0
votes

I'm trying to classify text using naive bayes classifier, and also want to use k-fold cross validation to validate the result of classification. But I'm still confused how to use the k-fold cross validation. As i know that k-fold divide data to k subsets, then one of the k subsets is used as the test set and the other k-1 subsets are put together to form a training set. And i think as training set the data must have label to be trained. So to use k-fold cross validation the required data is the labeled data?, is it right?, and how about non labeled data?.

1
Typically, for any supervised learning, the data needs to be labeled. And then again, for evaluation, the data needs to be labeled.Chthonic Project
so actually the k-fold cross validation used in naive bayes for training, and not for testing?Muhammad Haryadi Futra Iskanda
Well you will train the Naive Bayes with with k-1 subsets. When the model is created you will evaluate the model with the remaining subset.
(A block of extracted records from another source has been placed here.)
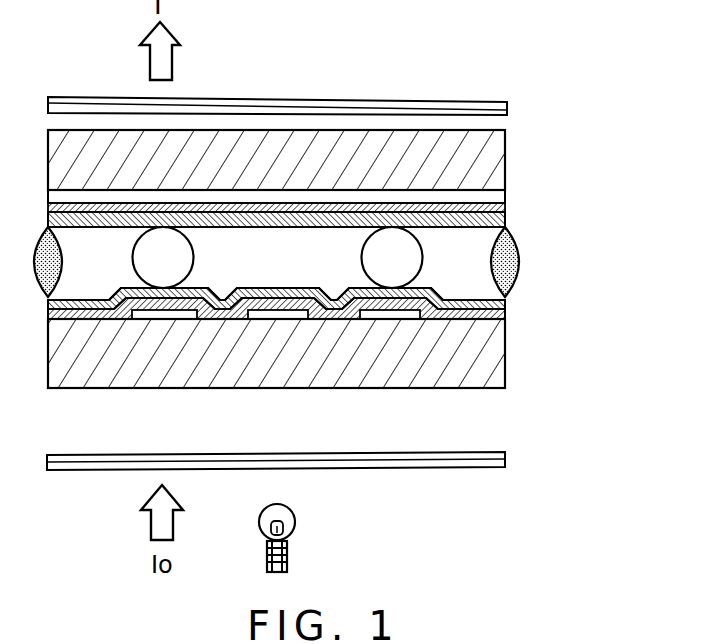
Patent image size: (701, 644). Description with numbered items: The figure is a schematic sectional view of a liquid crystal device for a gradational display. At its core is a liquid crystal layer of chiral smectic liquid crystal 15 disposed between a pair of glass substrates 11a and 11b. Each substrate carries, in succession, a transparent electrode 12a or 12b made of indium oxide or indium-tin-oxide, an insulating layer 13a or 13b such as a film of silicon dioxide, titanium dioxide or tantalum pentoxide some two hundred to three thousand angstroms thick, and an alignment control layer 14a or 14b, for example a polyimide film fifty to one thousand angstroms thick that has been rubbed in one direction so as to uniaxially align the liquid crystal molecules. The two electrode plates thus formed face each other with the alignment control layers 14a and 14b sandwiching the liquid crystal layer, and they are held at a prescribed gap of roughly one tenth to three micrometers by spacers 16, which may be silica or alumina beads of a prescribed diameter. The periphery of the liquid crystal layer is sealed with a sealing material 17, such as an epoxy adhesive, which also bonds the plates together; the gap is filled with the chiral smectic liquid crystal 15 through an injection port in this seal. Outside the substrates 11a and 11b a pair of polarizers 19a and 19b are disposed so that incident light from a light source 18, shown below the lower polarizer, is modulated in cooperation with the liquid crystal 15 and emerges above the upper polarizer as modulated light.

The glass substrate 11a is at (490, 157).
The glass substrate 11b is at (492, 357).
The transparent electrode 12a is at (497, 199).
The transparent electrode 12b is at (392, 320).
The insulating layer 13a is at (497, 212).
The insulating layer 13b is at (497, 318).
The alignment control layer 14a is at (500, 223).
The alignment control layer 14b is at (497, 306).
The chiral smectic liquid crystal 15 is at (272, 250).
The spacer 16 is at (387, 245).
The sealing material 17 is at (512, 268).
The light source 18 is at (297, 522).
The polarizer 19a is at (83, 106).
The polarizer 19b is at (82, 462).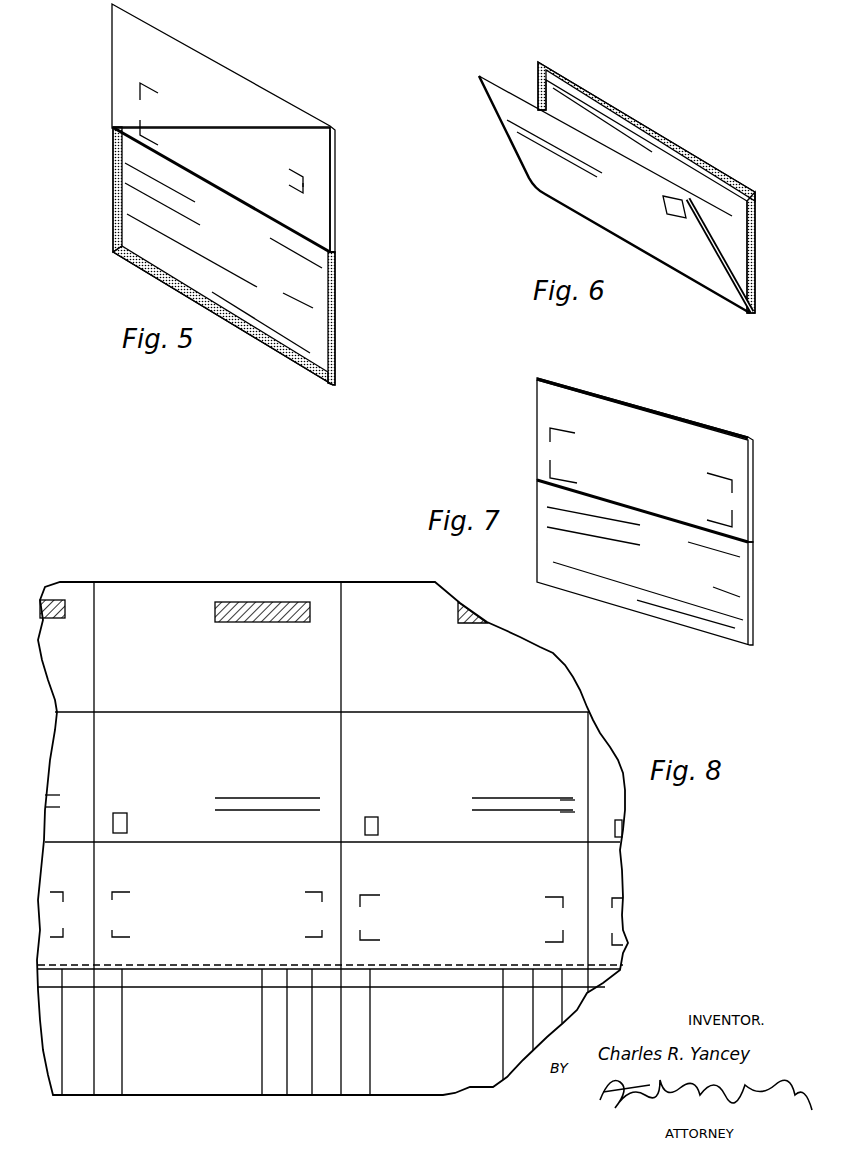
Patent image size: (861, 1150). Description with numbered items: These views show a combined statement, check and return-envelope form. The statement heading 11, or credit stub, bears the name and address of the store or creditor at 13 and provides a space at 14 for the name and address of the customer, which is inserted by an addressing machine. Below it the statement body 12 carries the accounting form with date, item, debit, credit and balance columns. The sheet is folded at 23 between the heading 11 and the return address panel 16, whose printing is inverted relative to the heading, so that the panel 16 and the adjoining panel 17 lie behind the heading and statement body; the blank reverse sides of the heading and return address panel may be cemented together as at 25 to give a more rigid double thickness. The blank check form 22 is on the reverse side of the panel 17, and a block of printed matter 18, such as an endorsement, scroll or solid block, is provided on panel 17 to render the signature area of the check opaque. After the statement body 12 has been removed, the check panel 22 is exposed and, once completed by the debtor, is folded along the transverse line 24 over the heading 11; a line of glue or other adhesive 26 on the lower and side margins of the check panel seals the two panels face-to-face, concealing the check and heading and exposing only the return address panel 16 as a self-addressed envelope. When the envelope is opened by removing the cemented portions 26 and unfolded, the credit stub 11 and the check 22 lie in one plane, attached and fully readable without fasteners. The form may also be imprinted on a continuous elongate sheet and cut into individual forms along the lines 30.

In FIG. 5, the statement heading 11 is at (313, 157).
In FIG. 7, the statement heading 11 is at (715, 442).
In FIG. 8, the statement heading 11 is at (572, 873).
In FIG. 8, the statement body 12 is at (202, 1070).
In FIG. 5, the name and address of the store or creditor 13 is at (190, 66).
In FIG. 7, the name and address of the store or creditor 13 is at (637, 418).
In FIG. 5, the space for insertion of the name and address of the customer 14 is at (158, 110).
In FIG. 7, the space for insertion of the name and address of the customer 14 is at (563, 447).
In FIG. 8, the space for insertion of the name and address of the customer 14 is at (548, 927).
In FIG. 6, the return address panel 16 is at (545, 173).
In FIG. 8, the return address panel 16 is at (572, 737).
In FIG. 8, the panel or section 17 is at (145, 598).
In FIG. 8, the block of printed matter 18 is at (73, 582).
In FIG. 5, the check panel 22 is at (312, 287).
In FIG. 6, the check panel 22 is at (727, 193).
In FIG. 7, the check panel 22 is at (735, 570).
In FIG. 5, the fold 23 is at (285, 106).
In FIG. 6, the fold 23 is at (483, 74).
In FIG. 5, the transverse line 24 is at (333, 256).
In FIG. 6, the transverse line 24 is at (705, 289).
In FIG. 7, the cementing 25 is at (750, 498).
In FIG. 5, the line of glue or other adhesive 26 is at (113, 222).
In FIG. 6, the line of glue or other adhesive 26 is at (690, 153).
In FIG. 8, the lines 30 is at (95, 668).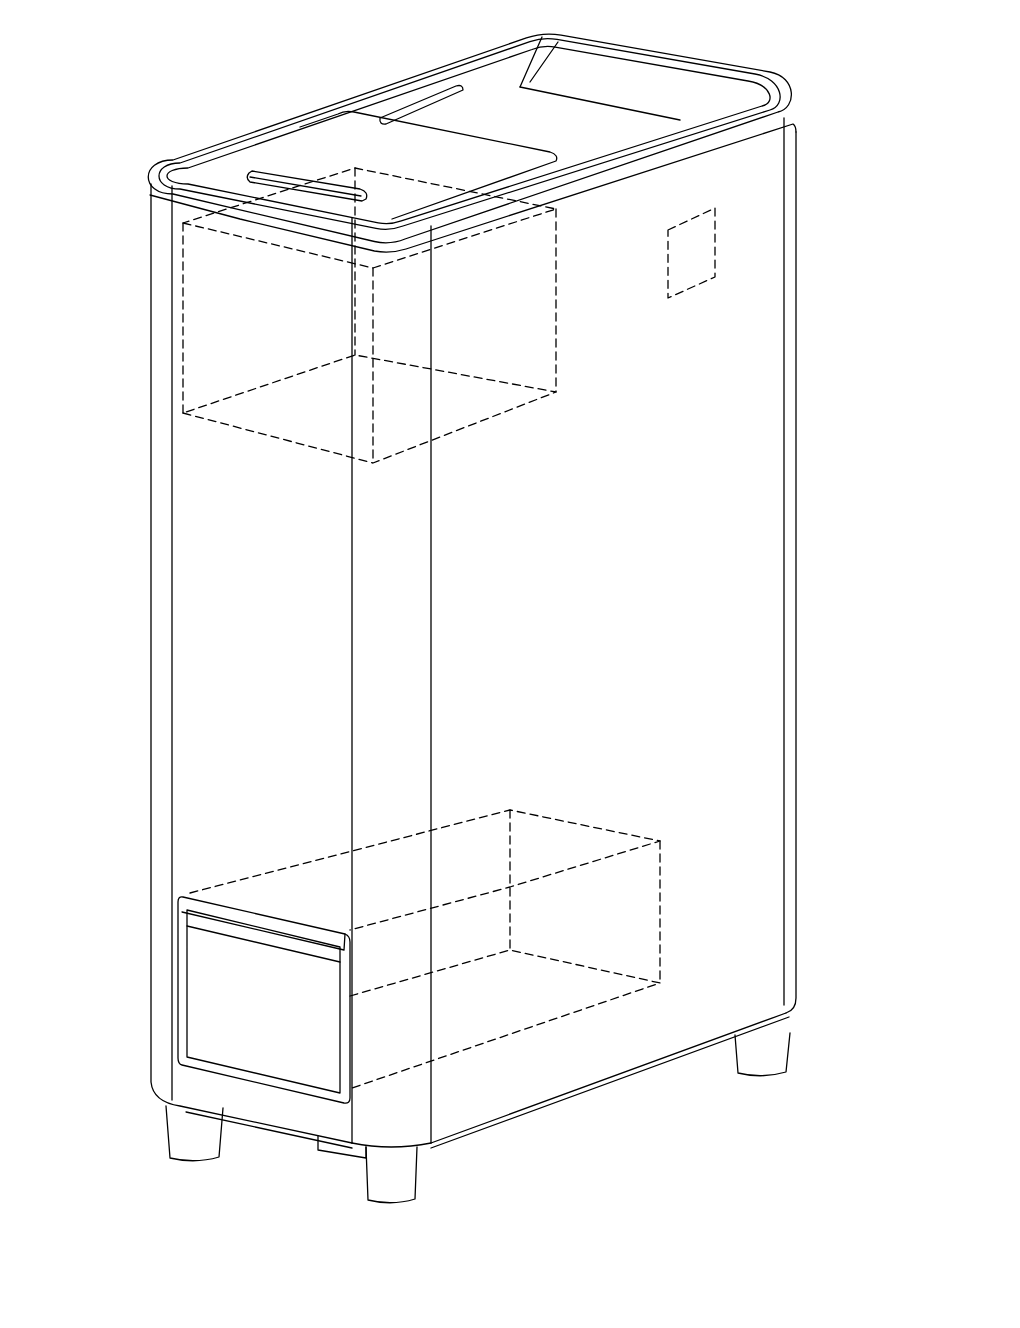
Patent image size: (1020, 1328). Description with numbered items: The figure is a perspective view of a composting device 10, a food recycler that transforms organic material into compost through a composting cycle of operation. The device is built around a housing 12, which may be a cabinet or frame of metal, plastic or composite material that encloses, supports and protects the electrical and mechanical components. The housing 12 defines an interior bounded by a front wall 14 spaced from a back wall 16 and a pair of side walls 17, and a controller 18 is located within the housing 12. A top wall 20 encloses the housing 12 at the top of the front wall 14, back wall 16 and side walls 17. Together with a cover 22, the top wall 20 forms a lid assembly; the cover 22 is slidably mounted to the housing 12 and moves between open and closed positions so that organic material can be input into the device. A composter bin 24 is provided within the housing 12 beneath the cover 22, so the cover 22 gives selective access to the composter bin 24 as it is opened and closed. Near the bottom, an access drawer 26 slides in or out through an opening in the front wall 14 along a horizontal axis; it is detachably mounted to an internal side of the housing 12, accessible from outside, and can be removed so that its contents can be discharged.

The model will predict a class and you can compare this predicted result with the corret result.user

1 Answers

0
votes

for non labeled data you must use clustering methods, for nb maybe this code would help you:

[testF, trainF] = kfolds(Features,k);
[testL, trainL] = kfolds(Label,k);
c = size(Features);
for i=1:k
    LabelTrain = trainL{i};
    LabelTest = testL{i};
    FeaturesTrain = trainF{i};
    FeaturesTest = testF{i};
    nb = NaiveBayes.fit(FeaturesTrain,LabelTrain);
    Class = predict(nb,FeaturesTest);
    predict_Class(i)=sum(Class==LabelTest);
end
predict_all = sum(predict_Class)/c(1);

kfolds function would separate your data to k folds.

cheers